Pendant longtemps, la peur d’un État s’appuyant sur une culture de la sur-veillance était dominante dans la pensée de l’Homme. Villes truffées de caméras, téléphones constamment sur écoute, analyse de vos moindres déplacements, lecture de votre courrier retentissaient comme les maux les plus à craindre. Le dispositif le plus représentatif de la surveillance était le panoptique, présent dans les prisons, les hôpitaux psychiatriques, les usines. Avec les nouvelles technologies de la communication, se développa ce qu’on appelle une culture de la sous-veillance dans laquelle celui qui surveille est socialement en-dessous du surveillé. Le citoyen peut révéler au grand public à l’aide de son téléphone portable une scène de violence entre des policiers et un individu isolé, dénoncer la parole déplacée d’un politique. Ainsi, la peur n’est plus uniquement descendante. De nombreux scandales peuvent éclater de simples photos prises par un individu lambda. Cette défiance à l’égard du plus-haut-que-soi socialement parlant réinstaure dans la société un équilibre, entre sur-veillance et sous-veillance. On parle alors d’équi-veillance.
La police de New Delhi a trouvé une nouvelle façon de délivrer des contraventions. Elle a créé une page Facebook où ses « fans » peuvent poster des images de véhicules en infraction. Les policiers décident ensuite si l’infraction est réelle et émettent une contravention grâce au numéro d’immatriculation pris en photo. Jusqu’à ce jour, les policiers ont produit plus de 600 contraventions grâce à la bonne volonté dénonciation de potentiels opportunistes à la recherche d’une rétribution.
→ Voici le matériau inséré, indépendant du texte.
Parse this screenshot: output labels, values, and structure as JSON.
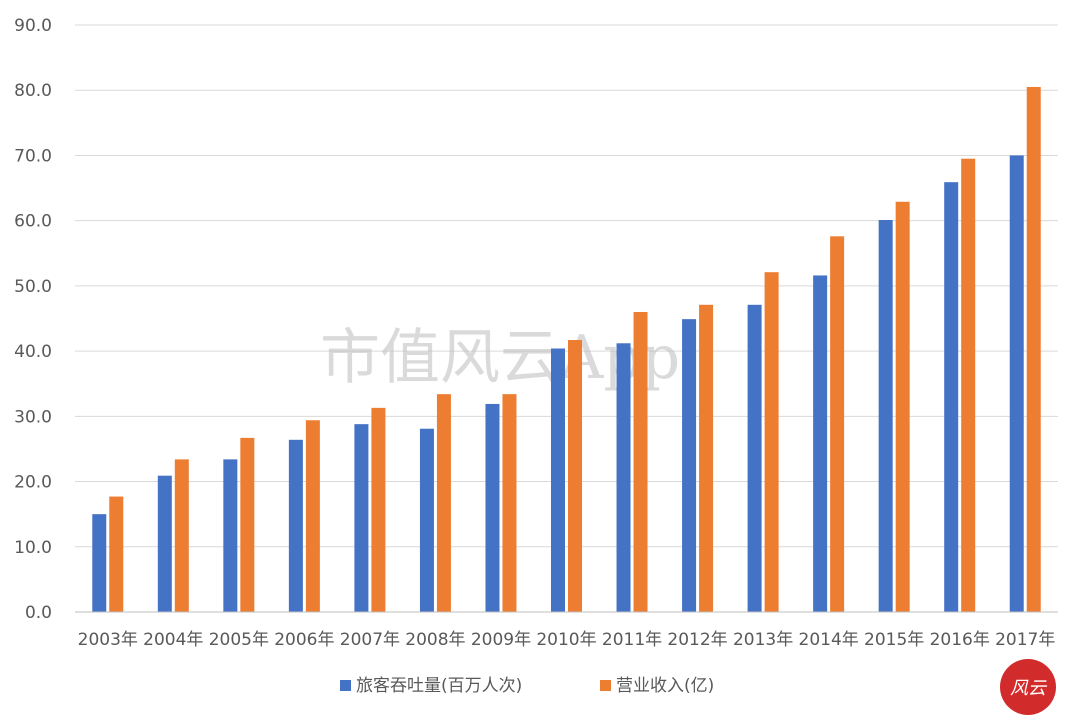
{
  "chart_data": {
    "type": "bar",
    "categories": [
      "2003年",
      "2004年",
      "2005年",
      "2006年",
      "2007年",
      "2008年",
      "2009年",
      "2010年",
      "2011年",
      "2012年",
      "2013年",
      "2014年",
      "2015年",
      "2016年",
      "2017年"
    ],
    "series": [
      {
        "name": "旅客吞吐量(百万人次)",
        "color": "#4472C4",
        "values": [
          15.0,
          20.9,
          23.4,
          26.4,
          28.8,
          28.1,
          31.9,
          40.4,
          41.2,
          44.9,
          47.1,
          51.6,
          60.1,
          65.9,
          70.0
        ]
      },
      {
        "name": "营业收入(亿)",
        "color": "#ED7D31",
        "values": [
          17.7,
          23.4,
          26.7,
          29.4,
          31.3,
          33.4,
          33.4,
          41.7,
          46.0,
          47.1,
          52.1,
          57.6,
          62.9,
          69.5,
          80.5
        ]
      }
    ],
    "ylim": [
      0,
      90
    ],
    "yticks": [
      "0.0",
      "10.0",
      "20.0",
      "30.0",
      "40.0",
      "50.0",
      "60.0",
      "70.0",
      "80.0",
      "90.0"
    ],
    "legend_position": "bottom",
    "grid": true,
    "title": "",
    "xlabel": "",
    "ylabel": ""
  },
  "watermark": {
    "text": "市值风云App"
  },
  "logo": {
    "text": "风云",
    "color": "#d22b2b"
  }
}
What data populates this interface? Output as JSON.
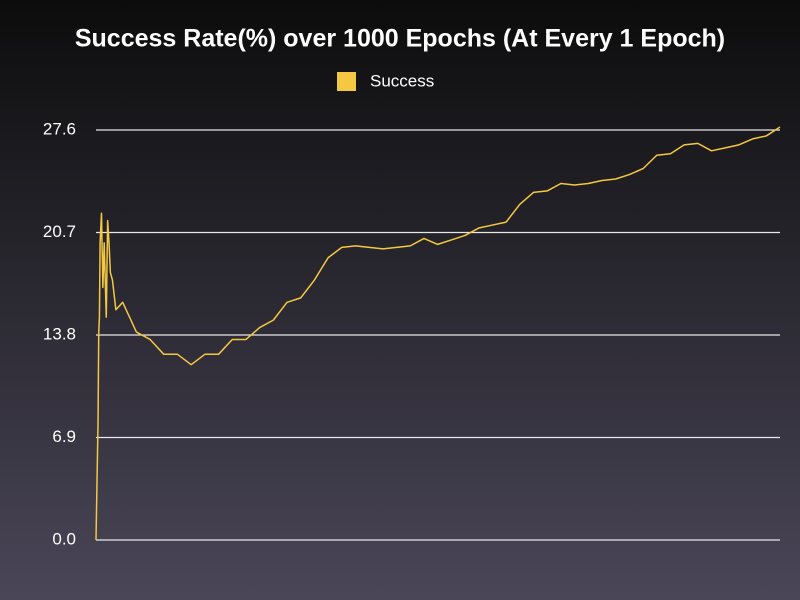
{
  "chart_data": {
    "type": "line",
    "title": "Success Rate(%) over 1000 Epochs (At Every 1 Epoch)",
    "x": [
      1,
      4,
      5,
      6,
      7,
      9,
      11,
      13,
      16,
      18,
      20,
      22,
      25,
      30,
      40,
      60,
      80,
      100,
      120,
      140,
      160,
      180,
      200,
      220,
      240,
      260,
      280,
      300,
      320,
      340,
      360,
      380,
      400,
      420,
      440,
      460,
      480,
      500,
      520,
      540,
      560,
      580,
      600,
      620,
      640,
      660,
      680,
      700,
      720,
      740,
      760,
      780,
      800,
      820,
      840,
      860,
      880,
      900,
      920,
      940,
      960,
      980,
      1000
    ],
    "series": [
      {
        "name": "Success",
        "color": "#f5c842",
        "values": [
          0,
          8,
          14,
          15,
          20,
          22,
          17,
          20,
          15,
          21.5,
          20,
          18,
          17.5,
          15.5,
          16,
          14,
          13.5,
          12.5,
          12.5,
          11.8,
          12.5,
          12.5,
          13.5,
          13.5,
          14.3,
          14.8,
          16,
          16.3,
          17.5,
          19,
          19.7,
          19.8,
          19.7,
          19.6,
          19.7,
          19.8,
          20.3,
          19.9,
          20.2,
          20.5,
          21,
          21.2,
          21.4,
          22.6,
          23.4,
          23.5,
          24,
          23.9,
          24,
          24.2,
          24.3,
          24.6,
          25,
          25.9,
          26,
          26.6,
          26.7,
          26.2,
          26.4,
          26.6,
          27,
          27.2,
          27.8
        ]
      }
    ],
    "xlim": [
      1,
      1000
    ],
    "ylim": [
      0,
      27.6
    ],
    "yticks": [
      {
        "value": 0,
        "label": "0.0"
      },
      6.9,
      13.8,
      20.7,
      27.6
    ],
    "grid": true
  }
}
L’utilisation de Facebook pour faciliter la dénonciation apparaît ainsi comme une rupture dans le modèle de l’équi-veillance. En effet, on ne parle plus ici d’un équilibre entre la sur-veillance et la sous-veillance, entre classes sociales élevées et basses. Car tout le monde devient surveillé et surveillant potentiel. La motivation pécuniaire, associée à une culture de la dénonciation et de la défiance généralisées, créent une société de la panto-veillance: de la surveillance de tous par tous. Elle rend – si je peux me permettre – obsolète la réflexion de Michel Foucault dans Surveiller et punir. L’œil tout puissant (i.e. La société panoptique de Jeremy Bentham) éclate en mille morceaux car tout le monde possède alors un brin de pouvoir. L’équilibre est rendu précaire par un abus de pouvoir généralisé. Enfin, ce modèle ne peut que conduire à une inexorable domination par la Peur de l’être social.